Don’t be afraid to get creative – focaccia’s can be so versatile and you can top it with whatever you please.  Don’t be afraid to get creative and personalise it to your personal taste.

olive, herb and balsamic focaccia

Frequently Asked Questions

Can I leave my dough to rise for a shorter period of time?

There are recipes that allow the dough to rise in a short amount of time however, this recipe will not work unless you leave your dough to rise for a minimum of 8 hours. I always recommend leaving it for as long as possible to get the best result.

What size baking tin do you use?

The baking tin I use is 34cm x 23cm x 5cm. It’s important your baking dish is large and deep enough for the focaccia to rise in. 

Olive, herb and balsamic focaccia

Can I use an active yeast?

Absolutely! The yeast I use is a non active dry yeast which is why we need to activate and feed it with the honey. If you are using an active yeast you can skip this first step and simply add the yeast to your flour with your water and salt.

How long does the focaccia keep for?

Bread is always at its most delicious on the day it’s made. I recommend freezing the bread on the day it has been made to maintain its freshness for as long as possible. If not, you can use it for up to 3 days before it goes stale. But keep in mind, stale focaccia can be turned into the best breadcrumbs!

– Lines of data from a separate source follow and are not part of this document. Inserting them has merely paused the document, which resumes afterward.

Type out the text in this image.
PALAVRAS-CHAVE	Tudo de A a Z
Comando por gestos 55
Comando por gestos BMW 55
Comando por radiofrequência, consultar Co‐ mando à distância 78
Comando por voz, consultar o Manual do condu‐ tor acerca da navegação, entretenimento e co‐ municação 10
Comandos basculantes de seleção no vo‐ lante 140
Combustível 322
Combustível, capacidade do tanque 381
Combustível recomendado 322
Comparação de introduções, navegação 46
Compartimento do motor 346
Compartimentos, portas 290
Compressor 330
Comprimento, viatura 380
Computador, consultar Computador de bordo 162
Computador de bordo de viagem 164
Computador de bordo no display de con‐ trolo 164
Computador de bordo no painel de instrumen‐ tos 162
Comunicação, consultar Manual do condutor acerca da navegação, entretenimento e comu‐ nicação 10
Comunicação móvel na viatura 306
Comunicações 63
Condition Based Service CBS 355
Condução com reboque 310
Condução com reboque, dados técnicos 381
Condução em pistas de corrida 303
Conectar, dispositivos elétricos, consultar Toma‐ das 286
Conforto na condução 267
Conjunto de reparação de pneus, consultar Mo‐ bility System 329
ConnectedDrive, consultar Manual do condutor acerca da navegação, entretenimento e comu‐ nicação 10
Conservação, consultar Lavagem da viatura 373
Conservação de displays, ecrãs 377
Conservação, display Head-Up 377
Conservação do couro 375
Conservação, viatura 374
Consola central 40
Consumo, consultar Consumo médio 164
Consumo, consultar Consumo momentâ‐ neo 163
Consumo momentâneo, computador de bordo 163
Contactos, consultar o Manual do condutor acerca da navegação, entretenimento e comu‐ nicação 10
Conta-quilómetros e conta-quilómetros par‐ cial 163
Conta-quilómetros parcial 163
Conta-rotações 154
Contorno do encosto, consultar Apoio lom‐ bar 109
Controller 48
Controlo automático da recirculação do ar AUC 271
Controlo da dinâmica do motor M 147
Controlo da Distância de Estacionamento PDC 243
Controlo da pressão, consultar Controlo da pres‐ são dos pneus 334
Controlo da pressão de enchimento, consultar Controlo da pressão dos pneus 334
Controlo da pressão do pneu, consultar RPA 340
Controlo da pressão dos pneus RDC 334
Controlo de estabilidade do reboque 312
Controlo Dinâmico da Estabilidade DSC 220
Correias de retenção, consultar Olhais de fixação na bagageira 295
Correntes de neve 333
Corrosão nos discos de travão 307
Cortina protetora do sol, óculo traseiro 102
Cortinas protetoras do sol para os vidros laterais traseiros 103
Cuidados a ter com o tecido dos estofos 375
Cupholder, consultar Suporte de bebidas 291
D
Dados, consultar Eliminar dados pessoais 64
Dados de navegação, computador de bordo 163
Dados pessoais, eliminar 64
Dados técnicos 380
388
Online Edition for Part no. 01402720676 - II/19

olive, herb and balsamic focaccia

Ingredients

Olive, herb & balsamic topping

  • 3 tbsp olive oil extra virgin
  • 1 tbsp sticky balsamic
  • 1/2 shallot finely diced
  • 1/2 tbsp rosemary finely chopped
  • 1/2 tbsp parsley finely chopped
  • 1/2 tbsp oregano dried
  • tsp chili flakes
  • 2 cups olives roughly chopped
  • 1 tsp flakey sea salt

Foccccia

  • 2.5 cups lukewarm water 2 cups cold water + 1/2 cup boiling hot water (600ml)
  • 1 sachet dry yeast 7g
  • 2 tsp honey or maple syrup
  • 5 cups all purpose white flour 740g
  • 2.5 tsp flakey sea salt
  • 4 tbsp Olive, herb & balsamic topping

Instructions

Olive, herb & balsamic topping

  • In a medium sized bowl, combine all ingredients and mix well. Leave to marinate for a minimum of 30 minutes.

Focaccia

  • In a medium bowl, mix together the lukewarm water, yeast and honey with a whisk and leave to sit for 5 minutes or until the yeast has foamed. This will indicate that your yeast is active.
  • In a large bowl, combine the flour and salt and whisk together. Add the yeast mixture to the bowl and bring the dough together with your hands or a spatula until a shaggy and sticky dough forms.
  • Coat a large mixing bowl with 4 tablespoons of the garlic confit olive oil and transfer the dough to the bowl. Coat the dough in the olive oil. Cover the bowl with plastic wrap and place into the fridge. Leave the dough to rise for a minimum of 6 hours but ideally for 24 hours. The dough will double in size and look bubbly.
  • Take the dough out of the fridge and fold it over itself in quarters. Gather up each edge of the dough with your hands and fold it over itself while turning the bowl. The dough will deflate while you shape it into a neat ball.
  • Coat a deep rectangular baking dish (I use a pan that is 34cm x 23cm x 5cm) with 2 tablespoons of the garlic confit olive oil and transfer the dough ball to the baking dish. Using your fingers, stretch the dough out slightly into a rough rectangular shape. There is no need to stretch the dough out to the edges of the pan as the dough will rise and spread. Cover the pan with a tea towel and leave the dough to rise in a warm area of your house for 3 – 4 hours. If your dough is uncovered there is risk of too much air getting into the dough and creating a dry and crusty layer on top.
  • Preheat the oven to 200 degrees celsius. Once the dough has risen, use your fingers to indent or dimple the dough. Drizzle the olive, herb and balsamic dressing all over the focaccia. Bake for 20 – 30 minutes or until the dough has developed a golden crust on top.
  • Let the bread slightly cool before removing it from the baking tray. Place onto a wire rack.
  • Slice the bread and enjoy on its own or dipped into the remaining dipping sauce.